No hospital, feridos e mortos chegavam em ambulâncias do Crescente Vermelho, como de costume, mas havia um nervosismo diferente dos outros dias. Os foguetes caíam cada vez mais perto do hospital. “A situação mudou”, disse eu a Sohaib, um dos meus guias. “Precisamos pensar em sair daqui.” Às 13 horas (8 horas em Brasília), fui para o carro enviar twitts para o portal do Estadão, conectando à internet via satélite. Daí a 15 minutos, Sohaib passou pelo carro dizendo que ia rezar na mesquita a 300 metros do hospital. “Se você sair do carro, verifique se trancou bem, porque tem um fuzil aí dentro”, pediu. Era de um dos médicos.

Às 13h40, o bombardeio se intensificou. Os foguetes caíam de todos os lados: atrás do estacionamento, na avenida em frente ao hospital, na mesquita. Estavam obviamente mirando no hospital. Coloquei o notebook e a antena do satélite na mochila , saí do carro, tranquei, verifiquei se tinha trancado, e saí correndo para a rua lateral, em direção ao prédio atingido de manhã.

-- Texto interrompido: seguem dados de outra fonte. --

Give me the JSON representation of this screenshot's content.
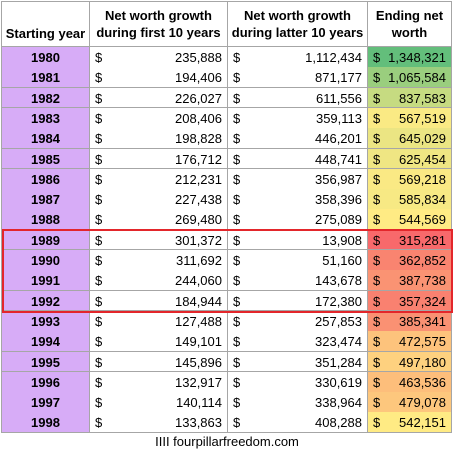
{
  "header": [
    "Starting year",
    "Net worth growth during first 10 years",
    "Net worth growth during latter 10 years",
    "Ending net worth"
  ],
  "rows": [
    [
      "1980",
      "$",
      "235,888",
      "$",
      "1,112,434",
      "$",
      "1,348,321"
    ],
    [
      "1981",
      "$",
      "194,406",
      "$",
      "871,177",
      "$",
      "1,065,584"
    ],
    [
      "1982",
      "$",
      "226,027",
      "$",
      "611,556",
      "$",
      "837,583"
    ],
    [
      "1983",
      "$",
      "208,406",
      "$",
      "359,113",
      "$",
      "567,519"
    ],
    [
      "1984",
      "$",
      "198,828",
      "$",
      "446,201",
      "$",
      "645,029"
    ],
    [
      "1985",
      "$",
      "176,712",
      "$",
      "448,741",
      "$",
      "625,454"
    ],
    [
      "1986",
      "$",
      "212,231",
      "$",
      "356,987",
      "$",
      "569,218"
    ],
    [
      "1987",
      "$",
      "227,438",
      "$",
      "358,396",
      "$",
      "585,834"
    ],
    [
      "1988",
      "$",
      "269,480",
      "$",
      "275,089",
      "$",
      "544,569"
    ],
    [
      "1989",
      "$",
      "301,372",
      "$",
      "13,908",
      "$",
      "315,281"
    ],
    [
      "1990",
      "$",
      "311,692",
      "$",
      "51,160",
      "$",
      "362,852"
    ],
    [
      "1991",
      "$",
      "244,060",
      "$",
      "143,678",
      "$",
      "387,738"
    ],
    [
      "1992",
      "$",
      "184,944",
      "$",
      "172,380",
      "$",
      "357,324"
    ],
    [
      "1993",
      "$",
      "127,488",
      "$",
      "257,853",
      "$",
      "385,341"
    ],
    [
      "1994",
      "$",
      "149,101",
      "$",
      "323,474",
      "$",
      "472,575"
    ],
    [
      "1995",
      "$",
      "145,896",
      "$",
      "351,284",
      "$",
      "497,180"
    ],
    [
      "1996",
      "$",
      "132,917",
      "$",
      "330,619",
      "$",
      "463,536"
    ],
    [
      "1997",
      "$",
      "140,114",
      "$",
      "338,964",
      "$",
      "479,078"
    ],
    [
      "1998",
      "$",
      "133,863",
      "$",
      "408,288",
      "$",
      "542,151"
    ]
  ],
  "footer": "IIII fourpillarfreedom.com"
}
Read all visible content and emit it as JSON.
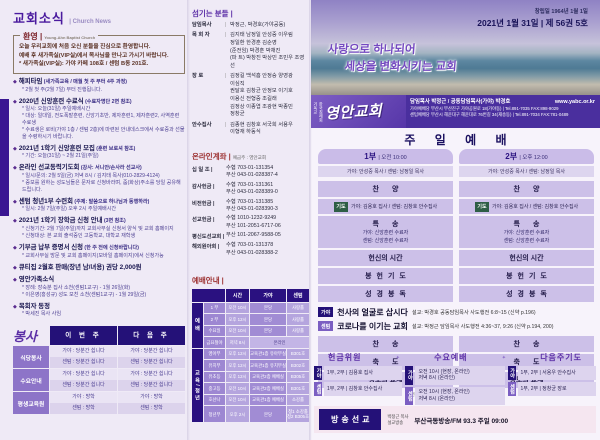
{
  "colors": {
    "brand_purple": "#4a2f9e",
    "deep_navy": "#241178",
    "maroon": "#7c2128",
    "prayer_green": "#2e5e45",
    "light_purple": "#ccc0e8"
  },
  "left": {
    "title": "교회소식",
    "title_en": "| Church News",
    "welcome": {
      "label": "환영 |",
      "label_en": "Young-Ahn Baptist Church",
      "lines": [
        "오늘 우리교회에 처음 오신 분들을 진심으로 환영합니다.",
        "예배 후 새가족실(VIP실)에서 목사님을 만나고 가시기 바랍니다.",
        "* 새가족실(VIP실): 가야 카페 108호 / 센텀 B동 201호."
      ]
    },
    "items": [
      {
        "title": "해피타임",
        "sub": "(새가족교육 / 매월 첫 주 부터 4주 과정)",
        "notes": [
          "* 2월 첫 주(2월 7일) 부터 진행됩니다."
        ]
      },
      {
        "title": "2020년 신앙훈련 수료식",
        "sub": "(수료자명단 2면 참조)",
        "notes": [
          "* 일시: 오늘(31일) 주일예배시간",
          "* 대상: 일대일, 전도폭발훈련, 신앙기초반, 제자훈련1, 제자훈련2, 사역훈련 수료생",
          "* 수료생은 로비(가야 1층 / 센텀 2층)에 마련된 안내데스크에서 수료증과 선물을 수령하시기 바랍니다."
        ]
      },
      {
        "title": "2021년 1학기 신앙훈련 모집",
        "sub": "(훈련 브로셔 참조)",
        "notes": [
          "* 기간: 오늘(31일) ~ 2월 21일(주일)"
        ]
      },
      {
        "title": "온라인 선교동력기도회",
        "sub": "(강사: 서니안/손사라 선교사)",
        "notes": [
          "* 일시/문의: 2월 5일(금) 저녁 8시 / 김지태 목사(010-2829-4124)",
          "* 중보를 원하는 성도님들은 문자로 신청바라며, 줌(화상)주소를 당일 공유해드립니다."
        ]
      },
      {
        "title": "센텀 청년1부 수련회",
        "sub": "(주제: 말씀으로 하나님과 동행하라)",
        "notes": [
          "* 일시: 2월 7일(주일) 오후 2시 주일예배시간"
        ]
      },
      {
        "title": "2021년 1학기 장학금 신청 안내",
        "sub": "(3면 참조)",
        "notes": [
          "* 신청기간: 2월 7일(주일)까지 교회사무실 신청서 양식 및 교회 홈페이지",
          "* 신청대상: 본 교회 출석중인 고등학교, 대학교 재학생"
        ]
      },
      {
        "title": "기부금 납부 증명서 신청",
        "sub": "(한 주 전에 신청바랍니다)",
        "notes": [
          "* 교회사무실 방문 및 교회 홈페이지(모바일 홈페이지)에서 신청가능"
        ]
      },
      {
        "title": "큐티집 2월호 판매(장년 남/녀용) 권당 2,000원",
        "sub": "",
        "notes": []
      },
      {
        "title": "영안가족소식",
        "sub": "",
        "notes": [
          "* 장례: 장숙분 집사 소천(센텀1교구) - 1월 26일(화)",
          "* 이은영(홍성규) 성도 모친 소천(센텀1교구) - 1월 29일(금)"
        ]
      },
      {
        "title": "목회자 동정",
        "sub": "",
        "notes": [
          "* 박세진 목사 사임"
        ]
      }
    ],
    "service": {
      "title": "봉사",
      "columns": [
        "이 번 주",
        "다 음 주"
      ],
      "rows": [
        {
          "label": "식당봉사",
          "this_week": [
            "가야 : 당분간 쉽니다",
            "센텀 : 당분간 쉽니다"
          ],
          "next_week": [
            "가야 : 당분간 쉽니다",
            "센텀 : 당분간 쉽니다"
          ]
        },
        {
          "label": "수요안내",
          "this_week": [
            "가야 : 당분간 쉽니다",
            "센텀 : 당분간 쉽니다"
          ],
          "next_week": [
            "가야 : 당분간 쉽니다",
            "센텀 : 당분간 쉽니다"
          ]
        },
        {
          "label": "평생교육원",
          "this_week": [
            "가야 : 방학",
            "센텀 : 방학"
          ],
          "next_week": [
            "가야 : 방학",
            "센텀 : 방학"
          ]
        }
      ]
    }
  },
  "middle": {
    "servants": {
      "title": "섬기는 분들 |",
      "rows": [
        {
          "role": "담임목사",
          "lines": [
            "박정근, 박경호(가야공동)"
          ]
        },
        {
          "role": "목 회 자",
          "lines": [
            "김지태 남정일 안성중 이우림",
            "정일환 한경훈 김순영",
            "(준전임) 박경훈 박채진",
            "(파 트) 박창진 박상민 조민우 조영선"
          ]
        },
        {
          "role": "장    로",
          "lines": [
            "김정길 백석흠 안정승 양영광",
            "이심직",
            "권달호 김창균 안정모 이기호",
            "이용신 전형중 조길래",
            "김정상 이종엽 조광현 박종민",
            "정창균"
          ]
        },
        {
          "role": "안수집사",
          "lines": [
            "김종현 김창호 서국희 서용우",
            "이형재 하동식"
          ]
        }
      ]
    },
    "accounts": {
      "title": "온라인계좌 |",
      "subtitle": "예금주 : 영안교회",
      "rows": [
        {
          "name": "십 일 조",
          "lines": [
            "수협  703-01-131354",
            "부산  043-01-028387-4"
          ]
        },
        {
          "name": "감사헌금",
          "lines": [
            "수협  703-01-131361",
            "부산  043-01-028389-0"
          ]
        },
        {
          "name": "비전헌금",
          "lines": [
            "수협  703-01-131385",
            "부산  043-01-028390-3"
          ]
        },
        {
          "name": "선교헌금",
          "lines": [
            "수협  1010-1232-9249",
            "부산  101-2051-6717-06"
          ]
        },
        {
          "name": "평신도선교회",
          "lines": [
            "부산  101-2067-9588-05"
          ]
        },
        {
          "name": "해외원아회",
          "lines": [
            "수협  703-01-131378",
            "부산  043-01-028388-2"
          ]
        }
      ]
    },
    "schedule": {
      "title": "예배안내 |",
      "cols": [
        "시간",
        "가야",
        "센텀"
      ],
      "groups": [
        {
          "name": "예배",
          "rows": [
            {
              "label": "1 부",
              "time": "오전 10시",
              "gaya": "본당",
              "centum": "사랑홀"
            },
            {
              "label": "2 부",
              "time": "오후 12시",
              "gaya": "본당",
              "centum": "사랑홀"
            },
            {
              "label": "수요일",
              "time": "오전 10시",
              "gaya": "본당",
              "centum": "사랑홀"
            },
            {
              "label": "금요철야",
              "time": "저녁 8시",
              "span": "온라인"
            }
          ]
        },
        {
          "name": "교육/청년",
          "rows": [
            {
              "label": "영아부",
              "time": "오후 12시",
              "gaya": "교육관1층 유아부실",
              "centum": "B301호"
            },
            {
              "label": "유치부",
              "time": "오후 12시",
              "gaya": "교육관1층 유치부실",
              "centum": "B302호"
            },
            {
              "label": "유초등",
              "time": "오후 12시",
              "gaya": "교육관2층 예배실",
              "centum": "B305호"
            },
            {
              "label": "중고등",
              "time": "오전 10시",
              "gaya": "교육관2층 예배실",
              "centum": "B301호"
            },
            {
              "label": "호산나",
              "time": "오전 10시",
              "gaya": "교육관1층 예배실",
              "centum": "소강홀"
            },
            {
              "label": "청년부",
              "time": "오후 2시",
              "gaya": "본당",
              "centum": [
                "청1 소강홀",
                "청2 B305호"
              ]
            }
          ]
        }
      ]
    }
  },
  "right": {
    "founded": "창립일  1964년  1월  1일",
    "issue": "2021년  1월  31일 | 제 56권 5호",
    "slogan1": "사랑으로 하나되어",
    "slogan2": "세상을 변화시키는 교회",
    "logo": {
      "denom1": "기독교",
      "denom2": "한국침례회",
      "church": "영안교회",
      "pastors": "담임목사 박정근 / 공동담임목사(가야) 박경호",
      "addr1": "가야예배당 부산시 부산진구 가야공원로 18(가야동) | Tel.891-7035 FAX:898-9029",
      "addr2": "센텀예배당 부산시 해운대구 해운대로 76번길 34(재송동) | Tel.891-7034 FAX:781-0489",
      "web": "www.yabc.or.kr"
    },
    "worship_title": "주 일 예 배",
    "parts": [
      {
        "name": "1부",
        "time": "| 오전 10:00",
        "leaders": "가야: 안성중 목사 / 센텀: 남정일 목사"
      },
      {
        "name": "2부",
        "time": "| 오후 12:00",
        "leaders": "가야: 안성중 목사 / 센텀: 남정일 목사"
      }
    ],
    "order_top": [
      {
        "label": "찬양"
      },
      {
        "badge": "기도",
        "text": "가야: 김용호 집사 / 센텀: 김창호 안수집사"
      },
      {
        "label": "특송",
        "notes": [
          "가야: 신앙훈련 수료자",
          "센텀: 신앙훈련 수료자"
        ]
      },
      {
        "label": "헌신의 시간"
      },
      {
        "label": "봉헌기도"
      },
      {
        "label": "성경봉독"
      }
    ],
    "sermons": [
      {
        "badge": "가야",
        "title": "천사의 얼굴로 삽시다",
        "detail": "설교: 박경호 공동담임목사  사도행전 6:8~15 (신약 p.196)"
      },
      {
        "badge": "센텀",
        "title": "코로나를 이기는 교회",
        "detail": "설교: 박정근 담임목사  사도행전 4:36~37, 9:26 (신약 p.194, 200)"
      }
    ],
    "order_bottom": [
      {
        "label": "찬송"
      },
      {
        "label": "축도"
      },
      {
        "label": "성도의 교제"
      }
    ],
    "note": "※헌금은 들어오시면서 미리 헌금함에 넣어 주십시오.",
    "offering": {
      "headers": [
        "헌금위원",
        "수요예배",
        "다음주기도"
      ],
      "groups": [
        [
          {
            "badge": "가야",
            "lines": [
              "1부, 2부 | 김용호 집사"
            ]
          },
          {
            "badge": "센텀",
            "lines": [
              "1부, 2부 | 김창호 안수집사"
            ]
          }
        ],
        [
          {
            "badge": "가야",
            "lines": [
              "오전 10시 (현장, 온라인)",
              "저녁 8시 (온라인)"
            ]
          },
          {
            "badge": "센텀",
            "lines": [
              "오전 10시 (현장, 온라인)",
              "저녁 8시 (온라인)"
            ]
          }
        ],
        [
          {
            "badge": "가야",
            "lines": [
              "1부, 2부 | 서용우 안수집사"
            ]
          },
          {
            "badge": "센텀",
            "lines": [
              "1부, 2부 | 정창균 장로"
            ]
          }
        ]
      ]
    },
    "broadcast": {
      "label": "방송선교",
      "sub_lines": [
        "박정근 목사",
        "설교방송"
      ],
      "text": "부산극동방송/FM 93.3 주일 09:00"
    }
  }
}
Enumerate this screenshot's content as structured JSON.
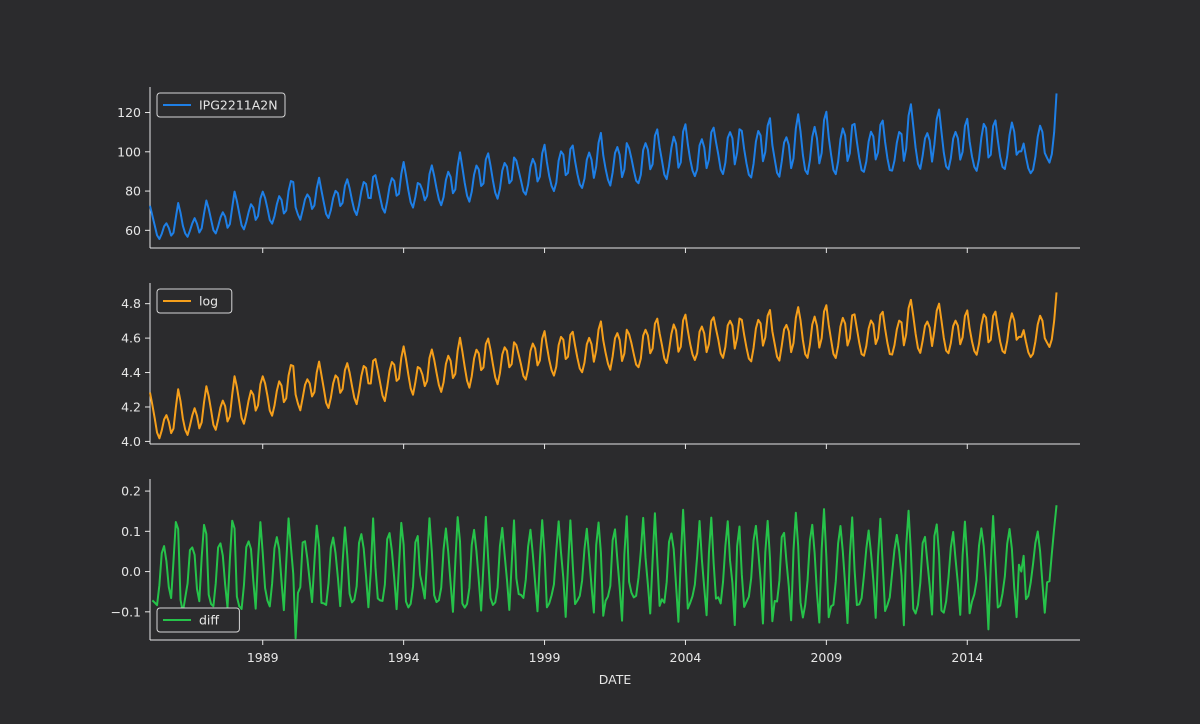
{
  "chart_data": {
    "type": "line",
    "xlabel": "DATE",
    "x_range": [
      "1985-01",
      "2018-01"
    ],
    "x_ticks": [
      "1989",
      "1994",
      "1999",
      "2004",
      "2009",
      "2014"
    ],
    "x_tick_years": [
      1989,
      1994,
      1999,
      2004,
      2009,
      2014
    ],
    "grid": false,
    "panels": [
      {
        "legend": "IPG2211A2N",
        "legend_position": "top-left",
        "color": "#1e7fe6",
        "ylim": [
          51,
          133
        ],
        "y_ticks": [
          "60",
          "80",
          "100",
          "120"
        ],
        "y_tick_values": [
          60,
          80,
          100,
          120
        ],
        "series": {
          "start": "1985-01",
          "step_months": 1,
          "values": [
            72.5,
            67.5,
            62.5,
            57.5,
            55.6,
            58.2,
            62.0,
            63.6,
            61.2,
            57.3,
            58.8,
            66.5,
            73.9,
            68.9,
            62.3,
            58.4,
            56.7,
            59.8,
            63.5,
            66.2,
            63.4,
            58.9,
            61.0,
            68.5,
            75.2,
            71.0,
            65.5,
            60.1,
            58.4,
            62.0,
            66.5,
            69.2,
            67.0,
            61.3,
            63.1,
            71.6,
            79.7,
            74.9,
            68.7,
            62.6,
            60.5,
            64.3,
            69.3,
            73.3,
            71.6,
            65.3,
            67.3,
            76.1,
            79.7,
            76.5,
            71.2,
            65.3,
            63.4,
            67.2,
            73.2,
            77.4,
            75.5,
            68.6,
            70.1,
            80.0,
            85.1,
            84.6,
            71.7,
            68.0,
            65.4,
            70.3,
            75.8,
            78.3,
            76.5,
            70.9,
            72.7,
            81.5,
            86.8,
            80.3,
            74.2,
            68.3,
            66.3,
            70.3,
            76.5,
            80.1,
            78.9,
            72.4,
            74.0,
            82.6,
            86.0,
            81.4,
            75.4,
            70.3,
            67.8,
            72.8,
            79.9,
            84.6,
            83.6,
            76.5,
            76.4,
            87.2,
            88.1,
            82.4,
            76.7,
            71.3,
            69.0,
            74.8,
            82.3,
            86.6,
            85.2,
            77.6,
            78.6,
            88.7,
            94.8,
            88.0,
            80.5,
            74.3,
            71.6,
            77.0,
            84.1,
            83.4,
            80.5,
            75.3,
            77.6,
            88.6,
            93.1,
            87.8,
            81.4,
            75.8,
            72.8,
            76.9,
            85.6,
            89.8,
            87.2,
            78.9,
            80.8,
            92.5,
            99.7,
            92.1,
            84.2,
            77.7,
            74.6,
            79.7,
            88.4,
            93.0,
            91.0,
            82.6,
            83.9,
            96.1,
            99.2,
            92.9,
            85.5,
            79.2,
            76.1,
            81.1,
            90.4,
            94.3,
            92.4,
            84.0,
            85.5,
            97.1,
            95.5,
            90.3,
            85.2,
            79.8,
            78.2,
            83.2,
            92.3,
            96.4,
            93.7,
            84.9,
            87.3,
            99.2,
            103.6,
            94.8,
            87.6,
            82.6,
            80.0,
            84.3,
            95.5,
            100.2,
            98.6,
            88.1,
            89.3,
            101.4,
            103.2,
            95.2,
            88.6,
            83.4,
            81.6,
            86.3,
            96.0,
            99.6,
            96.0,
            86.7,
            92.6,
            104.6,
            109.6,
            98.2,
            91.3,
            85.8,
            82.8,
            89.5,
            99.4,
            102.4,
            98.4,
            87.1,
            91.0,
            104.4,
            101.8,
            96.6,
            90.6,
            85.3,
            84.0,
            88.3,
            100.9,
            104.4,
            101.1,
            91.1,
            93.6,
            108.2,
            111.4,
            102.3,
            95.5,
            88.4,
            86.1,
            92.7,
            101.9,
            107.7,
            104.1,
            91.9,
            94.6,
            110.3,
            114.0,
            104.0,
            96.2,
            90.5,
            87.6,
            91.1,
            103.3,
            106.4,
            102.2,
            91.7,
            96.1,
            109.9,
            112.3,
            105.0,
            98.5,
            91.0,
            88.7,
            94.5,
            107.1,
            110.0,
            106.9,
            93.6,
            99.7,
            111.5,
            110.6,
            101.3,
            94.0,
            88.3,
            86.9,
            93.9,
            105.2,
            110.6,
            108.3,
            95.2,
            99.9,
            113.3,
            117.1,
            103.5,
            96.2,
            89.3,
            87.3,
            95.1,
            104.7,
            107.4,
            103.5,
            91.7,
            96.6,
            111.8,
            119.1,
            110.3,
            98.4,
            90.6,
            88.7,
            95.8,
            107.6,
            112.7,
            106.8,
            94.1,
            99.4,
            116.1,
            120.4,
            107.5,
            98.6,
            90.8,
            88.6,
            95.0,
            106.4,
            111.9,
            108.3,
            95.3,
            99.3,
            113.6,
            114.2,
            105.1,
            96.9,
            90.7,
            89.8,
            95.0,
            105.2,
            110.2,
            107.8,
            96.1,
            99.7,
            113.7,
            115.9,
            105.1,
            96.7,
            90.7,
            90.4,
            95.5,
            104.6,
            110.1,
            109.0,
            95.4,
            101.8,
            118.4,
            124.2,
            113.2,
            102.0,
            93.9,
            91.3,
            98.0,
            106.8,
            109.5,
            105.7,
            95.0,
            103.8,
            116.7,
            121.5,
            110.3,
            99.6,
            92.5,
            91.1,
            96.7,
            106.7,
            110.1,
            106.9,
            96.0,
            99.9,
            113.1,
            116.8,
            105.3,
            97.7,
            92.3,
            90.3,
            96.3,
            107.2,
            114.2,
            112.1,
            97.1,
            98.5,
            113.1,
            116.0,
            106.1,
            97.5,
            92.3,
            91.2,
            97.7,
            108.6,
            114.9,
            110.3,
            98.5,
            100.2,
            100.2,
            104.2,
            97.3,
            91.6,
            89.1,
            90.8,
            97.5,
            107.7,
            113.3,
            110.1,
            99.4,
            96.8,
            94.5,
            98.8,
            110.0,
            129.7
          ]
        }
      },
      {
        "legend": "log",
        "legend_position": "top-left",
        "color": "#f59f1b",
        "ylim": [
          3.985,
          4.92
        ],
        "y_ticks": [
          "4.0",
          "4.2",
          "4.4",
          "4.6",
          "4.8"
        ],
        "y_tick_values": [
          4.0,
          4.2,
          4.4,
          4.6,
          4.8
        ],
        "series": {
          "derived": "natural log of IPG2211A2N"
        }
      },
      {
        "legend": "diff",
        "legend_position": "bottom-left",
        "color": "#26c34a",
        "ylim": [
          -0.17,
          0.23
        ],
        "y_ticks": [
          "−0.1",
          "0.0",
          "0.1",
          "0.2"
        ],
        "y_tick_values": [
          -0.1,
          0.0,
          0.1,
          0.2
        ],
        "series": {
          "derived": "first difference of log"
        }
      }
    ]
  }
}
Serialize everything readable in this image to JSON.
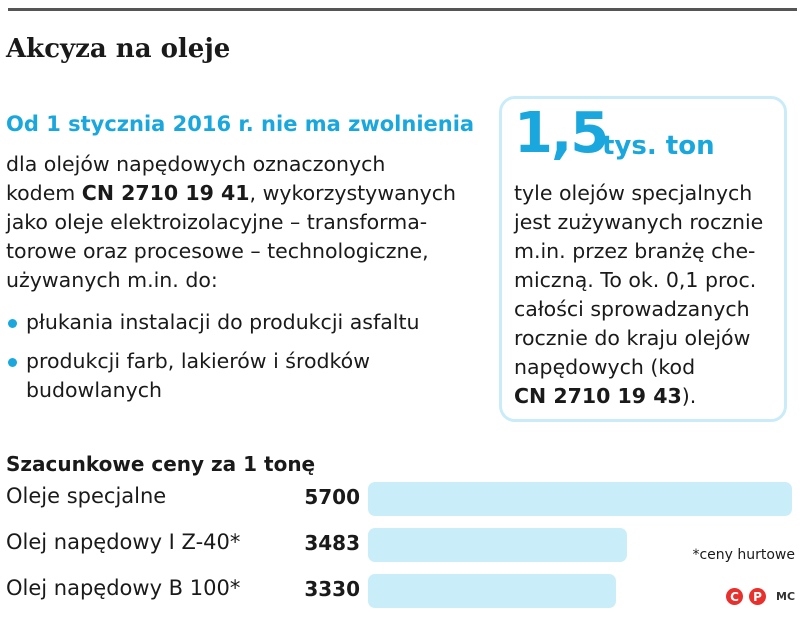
{
  "title": "Akcyza na oleje",
  "exemption": {
    "heading": "Od 1 stycznia 2016 r. nie ma zwolnienia",
    "line1": "dla olejów napędowych oznaczonych",
    "line2_pre": "kodem ",
    "line2_code": "CN 2710 19 41",
    "line2_post": ", wykorzystywanych",
    "line3": "jako oleje elektroizolacyjne – transforma-",
    "line4": "torowe oraz procesowe – technologiczne,",
    "line5": "używanych m.in. do:",
    "bullets": [
      "płukania instalacji do produkcji asfaltu",
      "produkcji farb, lakierów i środków",
      "budowlanych"
    ]
  },
  "stat": {
    "number": "1,5",
    "unit": "tys. ton",
    "lines": [
      "tyle olejów specjalnych",
      "jest zużywanych rocznie",
      "m.in. przez branżę che-",
      "miczną. To ok. 0,1 proc.",
      "całości sprowadzanych",
      "rocznie do kraju olejów",
      "napędowych (kod"
    ],
    "code": "CN 2710 19 43",
    "code_suffix": ")."
  },
  "chart_data": {
    "type": "bar",
    "orientation": "horizontal",
    "title": "Szacunkowe ceny za 1 tonę",
    "categories": [
      "Oleje specjalne",
      "Olej napędowy I Z-40*",
      "Olej napędowy B 100*"
    ],
    "values": [
      5700,
      3483,
      3330
    ],
    "value_labels": [
      "5700",
      "3483",
      "3330"
    ],
    "bar_color": "#c9eef9",
    "footnote": "*ceny hurtowe"
  },
  "logo": {
    "mark1": "C",
    "mark2": "P",
    "text": "MC",
    "color": "#e8312d"
  },
  "colors": {
    "accent": "#1aa7dd",
    "bar": "#c9eef9",
    "box_border": "#c9ecf8"
  }
}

As caminhonetes e carros de passeio dos combatentes que estavam no hospital e algumas ambulâncias recolhiam as pessoas. Vi os dois fotógrafos e um cinegrafista com os quais conversara antes subindo na carroceria de uma caminhonete. Vários homens gritavam e acenavam para eu entrar num dos veículos.

Eu não podia ir embora com a chave do carro e deixar Sohaib na mesquita. Encostei-me na parede do prédio, enquanto filmava os foguetes caindo, os combatentes disparando seus fuzis para o alto e a desorientação de todos. Cada um age de acordo com seu instinto nesses momentos.

Sohaib veio correndo da mesquita, e eu o chamei. Propus entrarmos no prédio, mas ele e outros homens acharam que seria atingido de novo. Então propus corrermos para a mesquita.

Atravessamos, abaixados, correndo, os 300 metros de terra e pulamos a mureta em redor da mesquita, eu com a mochila pesada nas costas e segurando com uma mão a câmera pendurada no pescoço. Tirei os sapatos e entrei na mesquita. Sohaib ficou do lado de fora. Ele estava lá dentro quando o foguete atingiu a mesquita e não a achava segura. Os foguetes usados pelos líbios, do tipo Grad, são mortalmente imprecisos.

Dentro da mesquita, cerca de 20 homens rezavam. Alguns choravam. Um deles me perguntou se eu era muçulmano. Respondi que não. “Saia”, disse apenas. Voltei para o pátio. Fotografei um foguete caído no chão e o estrago feito por ele no topo da mesquita. O homem que tinha me expulsado passou por mim. “Se você for a uma igreja no Brasil, será bem recebido”, eu disse a ele. “OK”, respondeu.

Entrei de volta na mesquita e me sentei no chão. Alguns minutos depois, um médico entrou e me chamou: “O hospital está sendo esvaziado. Vamos levar os feridos para Ajdabiya (200 km a leste). Queremos que você venha fotografar um homem cujo crânio e rosto foram arrancados.Depois pode ir embora conosco.” Ele fez uma prece e saímos. Cruzamos correndo de novo os 300 metros de terra. Sohaib me ligou. Estava no carro, a caminho da estrada. “Vou de ambulância”, disse eu.

Os foguetes continuavam caindo perto. Um fragmento havia atingido uma cadeira de rodas na entrada do hospital, O corpo, com o crânio e boa parte do rosto arrancados, estava numa maca, ao final de um rastro de sangue no piso de granito. Abriram o saco plástico em que estava o cérebro, para eu fotografar. “Veja o que Kadafi faz com o povo”, gritou um dos combatentes.

O hospital estava vazio. A última ambulância era a que levaria o corpo que fotografei, o médico que foi me chamar e eu. Então ouvi uma tentativa de pronunciar meu sobrenome: “Santos!” Era um dos dois médicos que estavam na mesma que eu. Salah, meu outro guia, estava com ele, noutro carro. Dispensei a ambulância. Fui o último a sair do hospital de Ras Lanuf.